Use Case: Lookalike Audience

# Start with your best customers
best_customers = [
    {"age": 32, "income": 85000, "purchases": 25, "category_pref": "electronics"},
    {"age": 28, "income": 95000, "purchases": 30, "category_pref": "fashion"},
    {"age": 35, "income": 120000, "purchases": 45, "category_pref": "home"}
]

# Find lookalikes for each best customer
lookalikes = set()
for customer in best_customers:
    ref = fm.create_reference_record(record=customer, name="temp_ref")
    similar = ref.find_similar(k=50, vector_database=prospects_vdb)

    for match in similar:
        if match['similarity'] > 0.8:
            lookalikes.add(match['record']['prospect_id'])

print(f"Found {len(lookalikes)} lookalike prospects")

Getting Raw Embeddings

For custom similarity logic or external vector stores:

# Encode records to vectors
records = [
    {"category": "electronics", "price": 100},
    {"category": "clothing", "price": 50}
]

# Full embeddings
embeddings = fm.encode(records)
for e in embeddings:
    print(f"3D projection: {e['embedding']}")        # [x, y, z]
    print(f"Full embedding: {e['embedding_long']}")  # [v1, v2, ..., vN]

# Just 3D vectors (for visualization)
vectors_3d = fm.encode(records, short=True)

Understanding Similarity Scores

Similarity scores range from 0 to 1:

Score Interpretation
0.95+ Near-duplicate or extremely similar
0.80 - 0.95 Very similar, likely same category/type
0.60 - 0.80 Moderately similar, some shared characteristics
0.40 - 0.60 Weakly similar
< 0.40 Dissimilar

Performance Tips

  1. Batch record addition: Use batch_size parameter for large datasets

    vdb.add_records(large_dataset, batch_size=1000)
    

  2. Limit k for speed: Only request as many results as you need

    similar = vdb.similarity_search(query, k=10)  # Not k=1000
    

  3. Pre-filter when possible: If you can narrow the search space, create multiple vector databases

    electronics_vdb = fm.create_vector_database(name="electronics_products")
    clothing_vdb = fm.create_vector_database(name="clothing_products")
    

Best Practices

  1. Use ignore_columns for IDs and timestamps - Pass ignore_columns=["id", "created_at"] when creating your Foundational Model. These columns add noise without semantic value.

  2. Thresholds depend on your use case:

  3. Duplicate detection: 0.90+ (you want high confidence)
  4. Recommendations: 0.70+ (some variety is good)
  5. Lookalike audiences: 0.75+ (similar but not identical)

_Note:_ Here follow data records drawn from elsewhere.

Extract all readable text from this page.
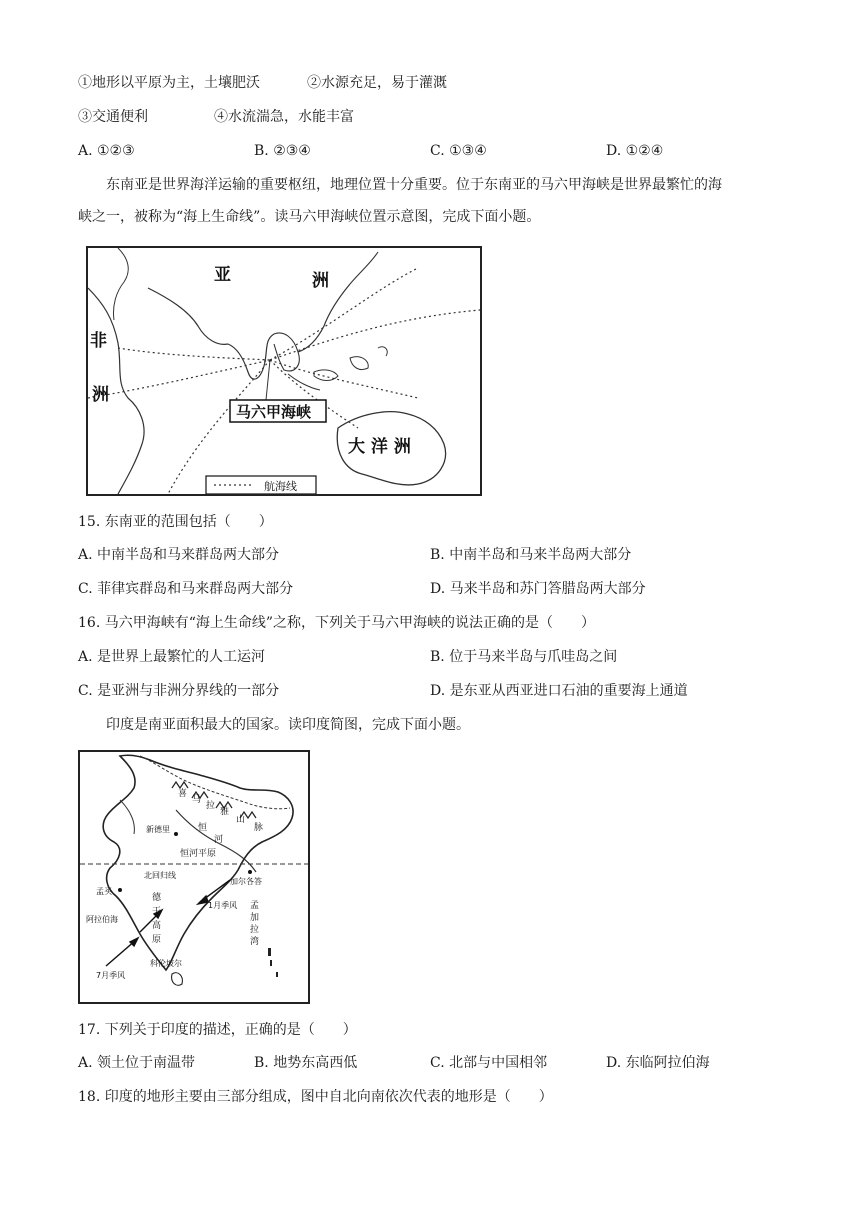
①地形以平原为主，土壤肥沃	②水源充足，易于灌溉
③交通便利	④水流湍急，水能丰富
A. ①②③	B. ②③④	C. ①③④	D. ①②④
东南亚是世界海洋运输的重要枢纽，地理位置十分重要。位于东南亚的马六甲海峡是世界最繁忙的海
峡之一，被称为“海上生命线”。读马六甲海峡位置示意图，完成下面小题。
亚	洲
非
洲
马六甲海峡
大 洋 洲
航海线
15. 东南亚的范围包括（　　）
A. 中南半岛和马来群岛两大部分	B. 中南半岛和马来半岛两大部分
C. 菲律宾群岛和马来群岛两大部分	D. 马来半岛和苏门答腊岛两大部分
16. 马六甲海峡有“海上生命线”之称，下列关于马六甲海峡的说法正确的是（　　）
A. 是世界上最繁忙的人工运河	B. 位于马来半岛与爪哇岛之间
C. 是亚洲与非洲分界线的一部分	D. 是东亚从西亚进口石油的重要海上通道
印度是南亚面积最大的国家。读印度简图，完成下面小题。
喜
马
拉
雅
山
脉
恒
河
恒河平原
新德里
北回归线
孟买
阿拉伯海
德
干
高
原
加尔各答
1月季风 孟
加
拉
湾
7月季风
科伦坡尔
17. 下列关于印度的描述，正确的是（　　）
A. 领土位于南温带	B. 地势东高西低	C. 北部与中国相邻	D. 东临阿拉伯海
18. 印度的地形主要由三部分组成，图中自北向南依次代表的地形是（　　）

  6. Reference records beat searching for examples - Instead of finding the "perfect" customer in your data, define one with create_reference_record(). You control exactly what "ideal" means.

  7. Batch your additions - When populating a vector database, use batch_size:

    vdb.add_records(records, batch_size=500)
    

  8. Partition by category when it makes sense - If you'll never compare electronics to clothing, create separate vector databases. Smaller databases = faster searches.

  9. The model handles mixed types automatically - Don't worry about normalizing prices vs. categories vs. text descriptions. Featrix learns how each column type contributes to similarity.